LATITUDES

John Kerry et la photo du mensonge

Un trucage montrant le candidat démocrate aux côtés de Jane Fonda agite la presse anglo-saxonne. Au même moment, une excellente exposition bernoise tente de démêler le vrai du faux dans la photographie.

Une photo visant à discréditer John Kerry a circulé sur plusieurs sites américains. On y voit le candidat démocrate aux côtés Jane Fonda, actrice et militante considérée comme infréquentable par une partie de l’opinion américaine. Le but était évidemment de faire passer John Kerry pour un dangereux pacifiste. Or il est vite apparu que cette photo était un faux mélangeant deux clichés: le portrait du candidat à la présidentielle datait de 1970 et celui de Jane Fonda de 1972.

Alors que cette affaire alimente les médias anglo-saxons, les dérives déontologiques liées à l’image sont dénoncées en France par l’Observatoire des médias .

Est-il pour autant pertinent de poser la question en terme de vérité? C’est ce que se demande Clément Cheroux du Centre photographique de l’Ile de France. Pour lui, la photographie est un système de représentation qui transpose la réalité à travers une série de filtres successifs: filtre du producteur, du diffuseur et du récepteur. C’est à travers ces trois filtres que doit être abordée, selon Clément Cheroux, la question du rapport de la photographie à la réalité.

L’exposition «True Lies» (Lügen und andere Wahrheiten in der zeitgenössischen Fotographie) propose une approche différente encore. Elle est à découvrir, jusqu’au 28 mars, dans le musée Franz Gertsch, inauguré en 2002 à Berthoud.

Le catalogue de l’expo nous rappelle que depuis son invention il y a plus de 150 ans, «la photographie a toujours été considérée comme garante de la représentation par excellence». Ce n’est qu’à partir de la fin des années 1980 que la croyance en la vérité de la photographie a été pour la première fois sérieusement ébranlée, pour s’effondrer totalement dans les années 90 avec la révolution digitale dans la production et dans le traitement des images.

Depuis, la photo a conquis des champs totalement nouveaux. Elle n’est plus perçue dans sa seule dimension «reproductrice» mais, à l’instar de la peinture, également comme un médium capable de produire sa propre réalité. Cependant, contrairement à la peinture, l’image photographique ne porte plus en elle son procédé de fabrication. On ne peut plus savoir si l’image a reproduit la réalité ou si elle a été créée de toutes pièces.

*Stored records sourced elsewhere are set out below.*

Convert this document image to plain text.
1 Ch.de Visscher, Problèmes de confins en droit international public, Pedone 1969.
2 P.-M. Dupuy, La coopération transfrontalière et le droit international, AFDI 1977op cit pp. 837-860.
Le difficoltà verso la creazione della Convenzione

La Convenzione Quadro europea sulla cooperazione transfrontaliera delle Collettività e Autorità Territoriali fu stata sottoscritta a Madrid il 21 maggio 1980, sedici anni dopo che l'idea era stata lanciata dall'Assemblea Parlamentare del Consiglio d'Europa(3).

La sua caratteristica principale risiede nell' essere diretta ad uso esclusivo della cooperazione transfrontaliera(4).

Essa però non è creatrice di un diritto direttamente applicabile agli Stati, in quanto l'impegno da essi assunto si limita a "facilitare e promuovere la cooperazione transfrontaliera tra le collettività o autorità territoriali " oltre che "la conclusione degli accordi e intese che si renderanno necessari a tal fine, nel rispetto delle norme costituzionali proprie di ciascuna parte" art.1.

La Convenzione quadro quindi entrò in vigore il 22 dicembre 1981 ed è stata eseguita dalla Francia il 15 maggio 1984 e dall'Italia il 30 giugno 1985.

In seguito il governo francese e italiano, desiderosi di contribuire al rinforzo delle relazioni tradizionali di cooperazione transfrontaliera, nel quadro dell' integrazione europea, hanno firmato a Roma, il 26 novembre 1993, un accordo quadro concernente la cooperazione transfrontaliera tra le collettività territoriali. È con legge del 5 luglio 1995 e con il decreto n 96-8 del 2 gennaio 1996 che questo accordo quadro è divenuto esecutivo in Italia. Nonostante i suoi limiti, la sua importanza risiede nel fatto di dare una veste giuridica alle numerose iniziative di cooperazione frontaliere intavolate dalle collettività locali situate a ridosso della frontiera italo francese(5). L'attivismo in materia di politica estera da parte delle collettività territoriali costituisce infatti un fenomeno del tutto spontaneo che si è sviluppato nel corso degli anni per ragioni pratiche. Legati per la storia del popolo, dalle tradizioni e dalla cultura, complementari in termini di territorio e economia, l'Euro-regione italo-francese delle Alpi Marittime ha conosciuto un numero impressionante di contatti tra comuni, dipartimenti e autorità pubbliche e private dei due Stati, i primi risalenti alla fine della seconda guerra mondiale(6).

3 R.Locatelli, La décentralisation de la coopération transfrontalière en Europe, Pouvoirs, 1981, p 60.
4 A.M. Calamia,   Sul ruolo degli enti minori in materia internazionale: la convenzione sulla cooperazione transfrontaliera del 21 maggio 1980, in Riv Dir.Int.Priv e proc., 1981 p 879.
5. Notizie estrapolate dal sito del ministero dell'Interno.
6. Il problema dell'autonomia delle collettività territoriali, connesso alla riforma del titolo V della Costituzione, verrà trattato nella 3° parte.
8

Treize artistes, autant de démarches «mensongères», sont présentés dans l’exposition, questionnant notre perception de la vérité et de la réalité de différentes manières. Les stratégies du mensonge artistique sont très variées.

Les mensonges sont propagés par des biais divers; racontant des histoires fausses (Sophie Calle, Yann Toma), plaçant de vraies histoires dans un faux contexte (Slawomir Elsner), créant de la réalité dans l’ordinateur (Wolfgang Ellenrieder), présentant un modèle à petite échelle (Lois Renner) ou à l’échelle réelle, mais au mauvais endroit (Maurizio Cattelan).

A elles seules, les trois photos de la série «The Innocents» de Taryn Simon valent le déplacement. Elles nous plongent dans un climat menaçant, à la David Lynch. Ce sont des situations où les mensonges se transforment en réalité pour les personnages tragiquement concernés: des condamnés à mort innocents. On y saisit le rôle joué par les photographes dans la relation entre vérité et mensonge, jugement et préjugé.

A l’heure où les outils informatiques permettent à n’importe qui de truquer une photo de manière quasiment indécelable (l’auteur du montage Kerry-Fonda n’a toujours pas été identifié), l’exposition du Musée Franz Gertsch pose les bonnes questions: elle montre que le rapport entre vérité et mensonge est bien plus complexe qu’un simple photomontage.